When studying radioactive​ material, a nuclear engineer found that over 365​ days, 1,000,000 radioactive atoms decayed to 973 comma 635 radioactive​ atoms, so 26 comma 365 atoms decayed during 365 days. a. Find the mean number of radioactive atoms that decayed in a day. b.
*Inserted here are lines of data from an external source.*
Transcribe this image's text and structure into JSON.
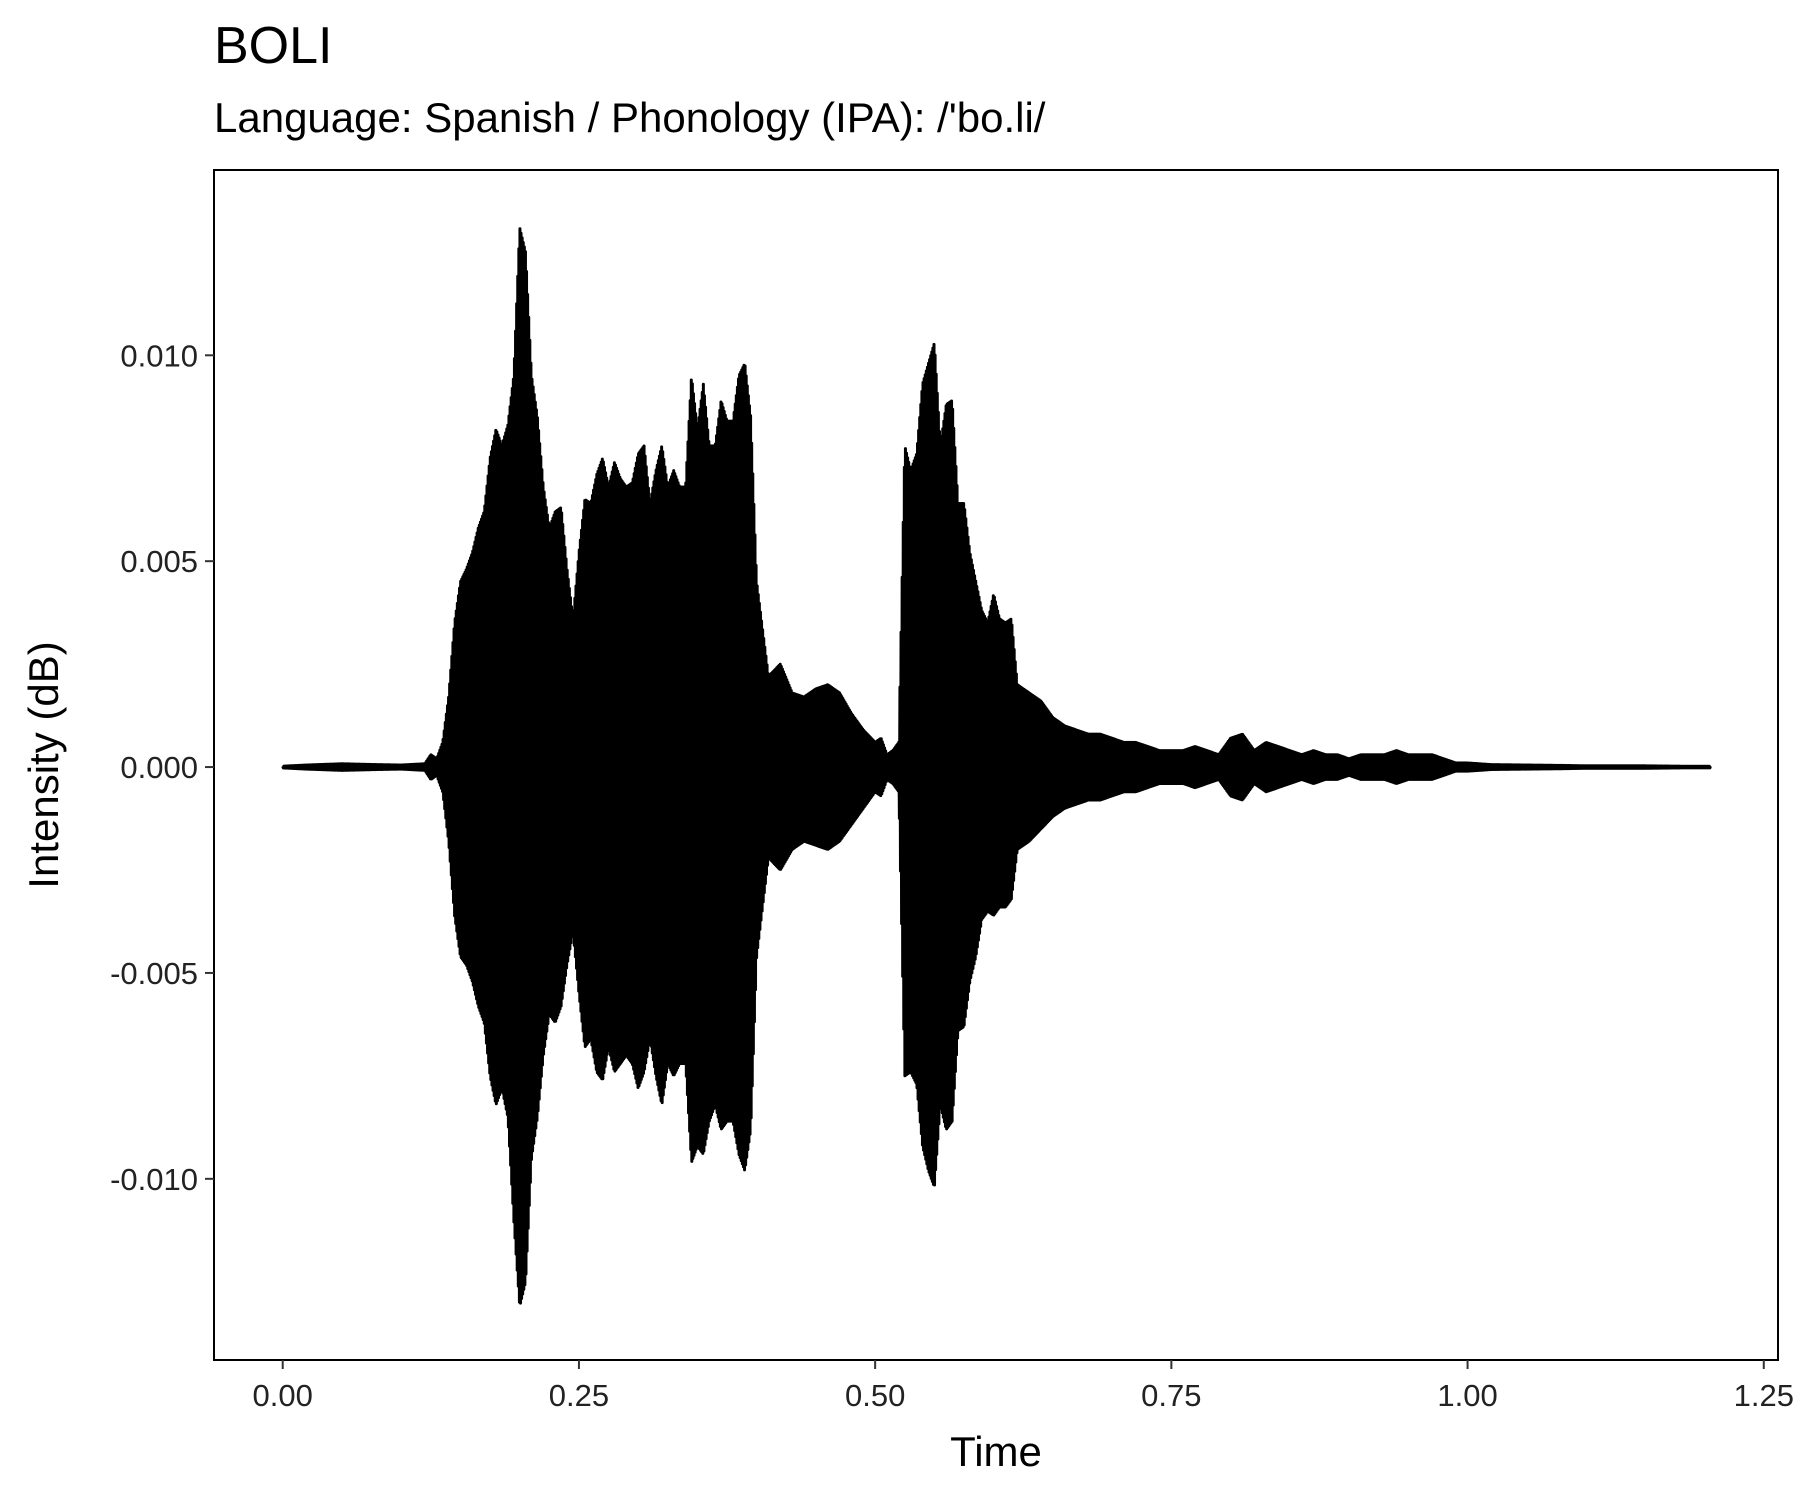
{
  "chart_data": {
    "type": "line",
    "title": "BOLI",
    "subtitle": "Language: Spanish / Phonology (IPA): /'bo.li/",
    "xlabel": "Time",
    "ylabel": "Intensity (dB)",
    "xlim": [
      -0.058,
      1.262
    ],
    "ylim": [
      -0.0144,
      0.0145
    ],
    "x_ticks": [
      0.0,
      0.25,
      0.5,
      0.75,
      1.0,
      1.25
    ],
    "x_tick_labels": [
      "0.00",
      "0.25",
      "0.50",
      "0.75",
      "1.00",
      "1.25"
    ],
    "y_ticks": [
      -0.01,
      -0.005,
      0.0,
      0.005,
      0.01
    ],
    "y_tick_labels": [
      "-0.010",
      "-0.005",
      "0.000",
      "0.005",
      "0.010"
    ],
    "grid": false,
    "legend": "none",
    "line_color": "#000000",
    "series": [
      {
        "x": [
          0.0,
          0.02,
          0.05,
          0.08,
          0.1,
          0.12,
          0.125,
          0.13,
          0.135,
          0.14,
          0.145,
          0.15,
          0.155,
          0.16,
          0.165,
          0.17,
          0.175,
          0.18,
          0.185,
          0.19,
          0.195,
          0.2,
          0.205,
          0.21,
          0.215,
          0.22,
          0.225,
          0.23,
          0.235,
          0.24,
          0.245,
          0.25,
          0.255,
          0.26,
          0.265,
          0.27,
          0.275,
          0.28,
          0.285,
          0.29,
          0.295,
          0.3,
          0.305,
          0.31,
          0.315,
          0.32,
          0.325,
          0.33,
          0.335,
          0.34,
          0.345,
          0.35,
          0.355,
          0.36,
          0.365,
          0.37,
          0.375,
          0.38,
          0.385,
          0.39,
          0.395,
          0.4,
          0.41,
          0.42,
          0.43,
          0.44,
          0.45,
          0.46,
          0.47,
          0.48,
          0.49,
          0.5,
          0.505,
          0.51,
          0.515,
          0.52,
          0.525,
          0.53,
          0.535,
          0.54,
          0.545,
          0.55,
          0.555,
          0.56,
          0.565,
          0.57,
          0.575,
          0.58,
          0.585,
          0.59,
          0.595,
          0.6,
          0.605,
          0.61,
          0.615,
          0.62,
          0.63,
          0.64,
          0.65,
          0.66,
          0.67,
          0.68,
          0.69,
          0.7,
          0.71,
          0.72,
          0.73,
          0.74,
          0.75,
          0.76,
          0.77,
          0.78,
          0.79,
          0.8,
          0.81,
          0.82,
          0.83,
          0.84,
          0.85,
          0.86,
          0.87,
          0.88,
          0.89,
          0.9,
          0.91,
          0.92,
          0.93,
          0.94,
          0.95,
          0.96,
          0.97,
          0.98,
          0.99,
          1.0,
          1.02,
          1.05,
          1.08,
          1.1,
          1.12,
          1.15,
          1.18,
          1.205
        ],
        "y_max": [
          2e-05,
          5e-05,
          8e-05,
          6e-05,
          5e-05,
          8e-05,
          0.0003,
          0.0002,
          0.0006,
          0.0017,
          0.0035,
          0.0045,
          0.0048,
          0.0052,
          0.0058,
          0.0062,
          0.0075,
          0.0082,
          0.0078,
          0.0083,
          0.0095,
          0.0131,
          0.0125,
          0.0095,
          0.0085,
          0.0068,
          0.0058,
          0.0062,
          0.0063,
          0.0048,
          0.0036,
          0.0052,
          0.0065,
          0.0064,
          0.0071,
          0.0075,
          0.0068,
          0.0074,
          0.007,
          0.0068,
          0.0069,
          0.0076,
          0.0078,
          0.0064,
          0.0072,
          0.0078,
          0.0068,
          0.0072,
          0.0068,
          0.0068,
          0.0095,
          0.0082,
          0.0093,
          0.0078,
          0.0078,
          0.0089,
          0.0084,
          0.0084,
          0.0095,
          0.0098,
          0.0085,
          0.0045,
          0.0022,
          0.0025,
          0.0018,
          0.0017,
          0.0019,
          0.002,
          0.0018,
          0.0013,
          0.0009,
          0.0006,
          0.0007,
          0.0003,
          0.0004,
          0.0006,
          0.0078,
          0.0072,
          0.0076,
          0.0093,
          0.0098,
          0.0103,
          0.0078,
          0.0088,
          0.0089,
          0.0064,
          0.0064,
          0.0052,
          0.0045,
          0.0038,
          0.0035,
          0.0042,
          0.0036,
          0.0035,
          0.0036,
          0.002,
          0.0018,
          0.0016,
          0.0012,
          0.001,
          0.0009,
          0.0008,
          0.0008,
          0.0007,
          0.0006,
          0.0006,
          0.0005,
          0.0004,
          0.0004,
          0.0004,
          0.0005,
          0.0004,
          0.0003,
          0.0007,
          0.0008,
          0.0004,
          0.0006,
          0.0005,
          0.0004,
          0.0003,
          0.0004,
          0.0003,
          0.0003,
          0.0002,
          0.0003,
          0.0003,
          0.0003,
          0.0004,
          0.0003,
          0.0003,
          0.0003,
          0.0002,
          0.0001,
          0.0001,
          6e-05,
          5e-05,
          4e-05,
          3e-05,
          3e-05,
          3e-05,
          2e-05,
          2e-05
        ],
        "y_min": [
          -2e-05,
          -5e-05,
          -8e-05,
          -6e-05,
          -5e-05,
          -8e-05,
          -0.0003,
          -0.0002,
          -0.0006,
          -0.0018,
          -0.0036,
          -0.0046,
          -0.0048,
          -0.0052,
          -0.0058,
          -0.0062,
          -0.0075,
          -0.0082,
          -0.0078,
          -0.0085,
          -0.011,
          -0.0131,
          -0.0125,
          -0.0095,
          -0.0085,
          -0.007,
          -0.006,
          -0.0062,
          -0.0058,
          -0.0048,
          -0.004,
          -0.0055,
          -0.0068,
          -0.0066,
          -0.0074,
          -0.0076,
          -0.0068,
          -0.0074,
          -0.0072,
          -0.007,
          -0.0072,
          -0.0078,
          -0.0074,
          -0.0066,
          -0.0075,
          -0.0082,
          -0.0072,
          -0.0075,
          -0.0072,
          -0.0072,
          -0.0096,
          -0.0092,
          -0.0094,
          -0.0086,
          -0.0082,
          -0.0088,
          -0.0086,
          -0.0086,
          -0.0094,
          -0.0098,
          -0.0088,
          -0.0046,
          -0.0022,
          -0.0025,
          -0.002,
          -0.0018,
          -0.0019,
          -0.002,
          -0.0018,
          -0.0014,
          -0.001,
          -0.0006,
          -0.0007,
          -0.0003,
          -0.0004,
          -0.0006,
          -0.0075,
          -0.0074,
          -0.0077,
          -0.0092,
          -0.0098,
          -0.0102,
          -0.0082,
          -0.0088,
          -0.0086,
          -0.0064,
          -0.0063,
          -0.0052,
          -0.0046,
          -0.0037,
          -0.0035,
          -0.0036,
          -0.0034,
          -0.0034,
          -0.0032,
          -0.002,
          -0.0018,
          -0.0015,
          -0.0012,
          -0.001,
          -0.0009,
          -0.0008,
          -0.0008,
          -0.0007,
          -0.0006,
          -0.0006,
          -0.0005,
          -0.0004,
          -0.0004,
          -0.0004,
          -0.0005,
          -0.0004,
          -0.0003,
          -0.0007,
          -0.0008,
          -0.0004,
          -0.0006,
          -0.0005,
          -0.0004,
          -0.0003,
          -0.0004,
          -0.0003,
          -0.0003,
          -0.0002,
          -0.0003,
          -0.0003,
          -0.0003,
          -0.0004,
          -0.0003,
          -0.0003,
          -0.0003,
          -0.0002,
          -0.0001,
          -0.0001,
          -6e-05,
          -5e-05,
          -4e-05,
          -3e-05,
          -3e-05,
          -3e-05,
          -2e-05,
          -2e-05
        ]
      }
    ]
  }
}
Find the probability that on a given​ day, 51 radioactive atoms decayed.

Answer 1

A. number of decayed atoms = 73.197

Explanation:

In order to find the answer we need to use the radioactive decay equation:

`N(t)=N0*e^(kt)` where:

N0=initial radioactive atoms

t=time

k=radioactive decay constant

In our case, when t=0 we have 1,000,000 atoms, so:

`1,000,000=N0*e^(k*0)`

`1,000,000=N0`

Now we need to find 'k'. Using the provied information that after 365 days we have 973,635 radioactive atoms, we have:

`973,635=1,000,000*e^(k*365)`

`ln(973,635/1,000,000)/365=k`

`-0.0000732=k`

A. atoms decayed in a day:

`N(t)=1,000,000*e^(-0.0000732t)`

`N(1)=1,000,000*e^(-0.0000732*1)`

`N(1)= 999,926.803`

Number of atoms decayed in a day = 1,000,000 - 999,926.803 = 73.197

B. Because 'k' represents the probability of decay, then the probability that on a given day 51 radioactive atoms decayed is k=0.0000732.